Ces derniers n’ont cependant pas disparu. D’abord en France et en Allemagne où survit l’idée que Bruxelles peut installer avec la Chine des échanges plus apaisés que les tensions extrêmes de la relation sino-américaine partie en vrille. Ensuite au cœur même de l’Union où, depuis le port du Pirée contrôlé par les capitaux de COSCO et devenu le 2e port européen, les cargos chinois ont multiplié par 10 les flux commerciaux vers le cœur de l’Europe. (lire : En Grèce et au Brésil, Pékin donne le ton.).
Mais, dit François Godement, « Même si l’Union européenne persiste à dire qu’il peut y avoir un partenariat avec Pékin, les illusions de convergence et de réciprocité, assez fortes il y a douze ou treize ans, se sont dissipées ». De fait en mars 2019, à Paris, Angela Merkel, J.C. Junker et E. Macron, signifièrent à Xi Jinping qu’ils considéraient Pékin comme un « rival systémique » (lire : Face à Pékin, la solidarité hésitante de l’Europe.).
A la Fondation pour la Recherche Stratégique (FRS), Valérie Niquet, est plus radicale : « Xi Jinping a réussi à saborder la relation avec les États-Unis, avec l’Afrique, avec l’Asie du Sud-Est et avec l’Europe, dont le grand partenaire français. La stratégie de dénigrement et de division portée par la Chine est allée trop loin. Aujourd’hui tout le monde se rend compte de la folie du système chinois, dont le soutien à certains pays de l’UE qui ne repose que sur l’intérêt financier, est très fragile ».
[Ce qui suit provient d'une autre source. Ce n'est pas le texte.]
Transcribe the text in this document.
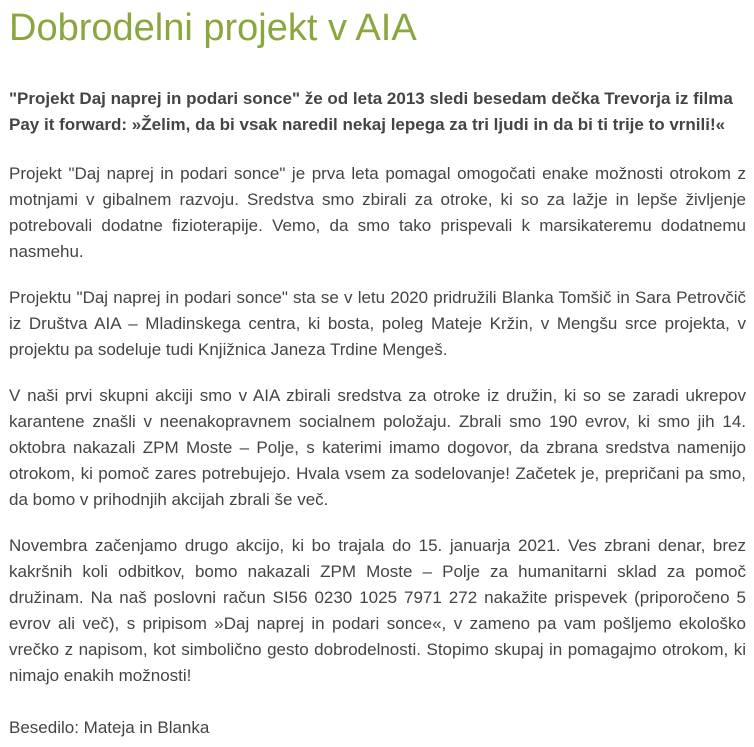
Dobrodelni projekt v AIA

"Projekt Daj naprej in podari sonce" že od leta 2013 sledi besedam dečka Trevorja iz filma Pay it forward: »Želim, da bi vsak naredil nekaj lepega za tri ljudi in da bi ti trije to vrnili!«

Projekt "Daj naprej in podari sonce" je prva leta pomagal omogočati enake možnosti otrokom z motnjami v gibalnem razvoju. Sredstva smo zbirali za otroke, ki so za lažje in lepše življenje potrebovali dodatne fizioterapije. Vemo, da smo tako prispevali k marsikateremu dodatnemu nasmehu.

Projektu "Daj naprej in podari sonce" sta se v letu 2020 pridružili Blanka Tomšič in Sara Petrovčič iz Društva AIA – Mladinskega centra, ki bosta, poleg Mateje Kržin, v Mengšu srce projekta, v projektu pa sodeluje tudi Knjižnica Janeza Trdine Mengeš.

V naši prvi skupni akciji smo v AIA zbirali sredstva za otroke iz družin, ki so se zaradi ukrepov karantene znašli v neenakopravnem socialnem položaju. Zbrali smo 190 evrov, ki smo jih 14. oktobra nakazali ZPM Moste – Polje, s katerimi imamo dogovor, da zbrana sredstva namenijo otrokom, ki pomoč zares potrebujejo. Hvala vsem za sodelovanje! Začetek je, prepričani pa smo, da bomo v prihodnjih akcijah zbrali še več.

Novembra začenjamo drugo akcijo, ki bo trajala do 15. januarja 2021. Ves zbrani denar, brez kakršnih koli odbitkov, bomo nakazali ZPM Moste – Polje za humanitarni sklad za pomoč družinam. Na naš poslovni račun SI56 0230 1025 7971 272 nakažite prispevek (priporočeno 5 evrov ali več), s pripisom »Daj naprej in podari sonce«, v zameno pa vam pošljemo ekološko vrečko z napisom, kot simbolično gesto dobrodelnosti. Stopimo skupaj in pomagajmo otrokom, ki nimajo enakih možnosti!

Besedilo: Mateja in Blanka
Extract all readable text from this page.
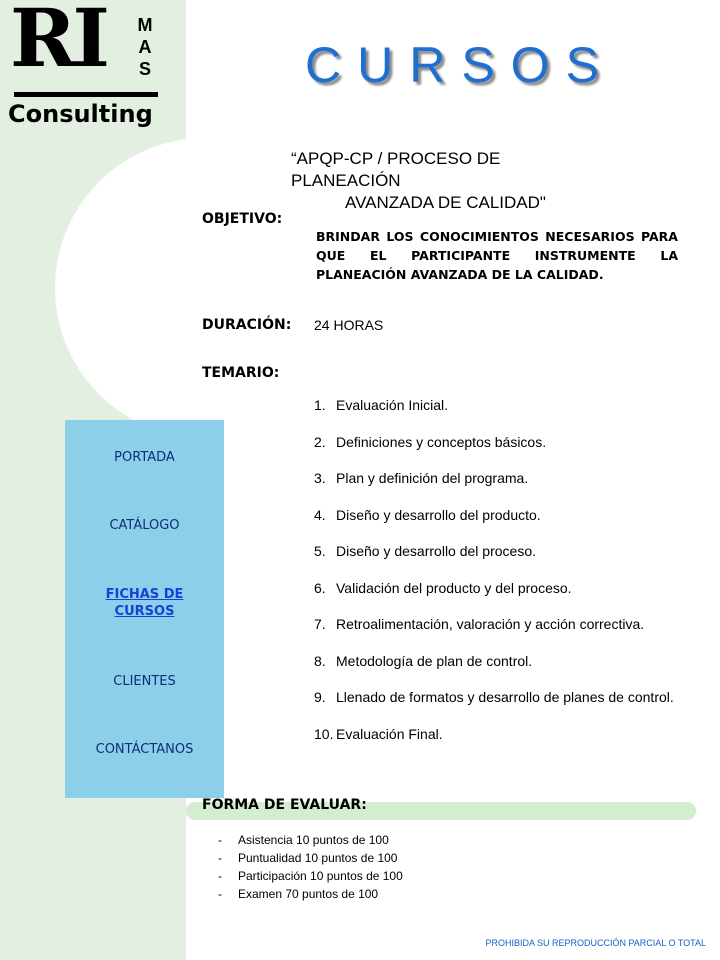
RI M
A
S
Consulting
CURSOS
“APQP-CP / PROCESO DE PLANEACIÓN
AVANZADA DE CALIDAD"
OBJETIVO:
BRINDAR LOS CONOCIMIENTOS NECESARIOS PARA QUE EL PARTICIPANTE INSTRUMENTE LA PLANEACIÓN AVANZADA DE LA CALIDAD.
DURACIÓN: 24 HORAS
TEMARIO:
1. Evaluación Inicial.
2. Definiciones y conceptos básicos.
3. Plan y definición del programa.
4. Diseño y desarrollo del producto.
5. Diseño y desarrollo del proceso.
6. Validación del producto y del proceso.
7. Retroalimentación, valoración y acción correctiva.
8. Metodología de plan de control.
9. Llenado de formatos y desarrollo de planes de control.
10. Evaluación Final.
PORTADA
CATÁLOGO
FICHAS DE
CURSOS
CLIENTES
CONTÁCTANOS
FORMA DE EVALUAR:
- Asistencia 10 puntos de 100
- Puntualidad 10 puntos de 100
- Participación 10 puntos de 100
- Examen 70 puntos de 100
PROHIBIDA SU REPRODUCCIÓN PARCIAL O TOTAL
Du coup surgissent comme aux États-Unis des idées de « découplage » de la relation économique, encore attisées par le sentiment de vulnérabilité industrielle né de la crise.
Depuis l’Italie, Federico Brembati, auteur en 2016, d’un ouvrage sur les risques et les opportunités des « Nouvelles routes de la soie » s’interroge sur la possibilité que l’Europe puisse « s’émanciper de la Chine » (Traduit par Alexis Payette, l’article est paru dans Asialyst).
Au moment où le 1er juillet Angela Merkel partenaire privilégiée mais ambigu de Pékin (lire : Chine – Allemagne – Europe. Le grand malentendu.) a pris pour six mois la présidence de l’Union, la relation entre Pékin et Bruxelles semble durablement ébranlée. Même s’il est improbable que l’Union Européenne parvienne à se passer du marché chinois, il faut s’attendre à un recul des investissements directs.